NATIONAL INDUSTRIAL EMPLOYMENT
NUMBER OF NATIONAL INDUSTRIAL INVESTMENT SALES
Average Summary Report – Cap Rates by Industry Sector
For this report, SRS reviewed Q4 2021 sales reported by Costar for the following sectors: Distribution, Food Processing/Cold Storage, Manufacturing and Warehouse. In Q4, it’s especially important to understand the impact of the ongoing pandemic has had on the relationship between length of lease term and capitalization rates across all product types, as well as how pandemic and overall market conditions have affected buyer bias toward certain sectors. To do so, we compiled the following average summary reports for several data points throughout each mentioned sector. *Note: this report captures data only for transactions which have reported a sale price and capitalization rate. The following data has been collected from sources deemed reliable; it may not include confidential and/or proprietary information of the marketplace.
Given challenging economic conditions caused by the supply chain crisis, distribution centers have been deemed as an essential industrial sector. As we move into the first half of 2022, demand in sales activity for distribution centers will be driven by e-commerce sales and the effects of the supply chain crisis. Future technology will continue to impact distribution centers as business continue to mold to technology logistic efficiencies. During 4Q, two deals that reached over the $50 million price point were the Home Deport distribution center in Effingham, IL and the Sherwin Williams distribution center in Salem, OR. Q4 cap rates recorded at 6.18% while average price per square foot increased to $181.

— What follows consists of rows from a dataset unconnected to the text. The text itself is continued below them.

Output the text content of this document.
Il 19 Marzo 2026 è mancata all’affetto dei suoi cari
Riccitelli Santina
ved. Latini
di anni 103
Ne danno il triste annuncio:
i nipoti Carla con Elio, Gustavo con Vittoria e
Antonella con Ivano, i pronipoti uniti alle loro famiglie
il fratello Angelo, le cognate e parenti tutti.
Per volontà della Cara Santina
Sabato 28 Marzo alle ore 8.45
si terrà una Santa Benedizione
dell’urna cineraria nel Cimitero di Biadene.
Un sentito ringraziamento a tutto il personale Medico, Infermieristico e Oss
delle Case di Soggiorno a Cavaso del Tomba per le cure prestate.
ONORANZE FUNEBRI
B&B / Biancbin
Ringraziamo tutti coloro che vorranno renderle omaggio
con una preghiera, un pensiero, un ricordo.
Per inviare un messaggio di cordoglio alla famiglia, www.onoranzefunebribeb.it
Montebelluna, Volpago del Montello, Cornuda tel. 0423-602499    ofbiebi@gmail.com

Food Processing/Cold Storage
Now that the pandemic has change consumer demand and the grocery store industry overall, food processing facilities and cold storage could look very different in the future. In addition, growing demand for pharmaceutical goods from outbound countries will likely cause US pharmaceutical companies to rely on refrigerated storage facilities to store their good. Due to these demand changes, this product type could see a jump of 12-15% if online sale continue post pandemic. Owners in this sector have been reluctant to sell their assets due to the extremely optimistic outlook of food processing & storage facilities moving forward.
The manufacturing industry is facing a critical labor skill gap because of the pandemic and can expect elevated uncertainty from a range of potential disruptors globally. In 2030, it is expected the skills gap could lead to 2.1 million unfilled manufacturing job. The industry can expect elevated uncertainty from a range of potential disruptors globally. However, despite labor and supply chain challenges, the manufacturing industry is growing at a fast pace. Deloitte projects manufacturing GDP to grow 4.1% in 2022 compared to 3.5% for 2021. As of November 2021, YOY manufacturing jobs increased by 2.9% and are expected to continue to grow. Cap rates for manufacturing product increase by 32 bps from 3Q, closing Q4 at 6.52%.
As e-commerce continues to grow and evolve, the warehouse market will mold to demand. Rapid advances in technology and rising customer expectations are transforming warehouses from a physical primarily serving infrastructure as long-term storage facilities to order fulfillment centers. Many warehouse sales feature local industrial tenants with relatively small reach and brand recognition compared to distribution, where the sector is dominated by national/credit tenants like Amazon, Home Depot, FedEx, etc. For the past four quarters, cap rates for the warehouse sector have held steady in the mid-6.0% range with Q4 closing at 6.79%.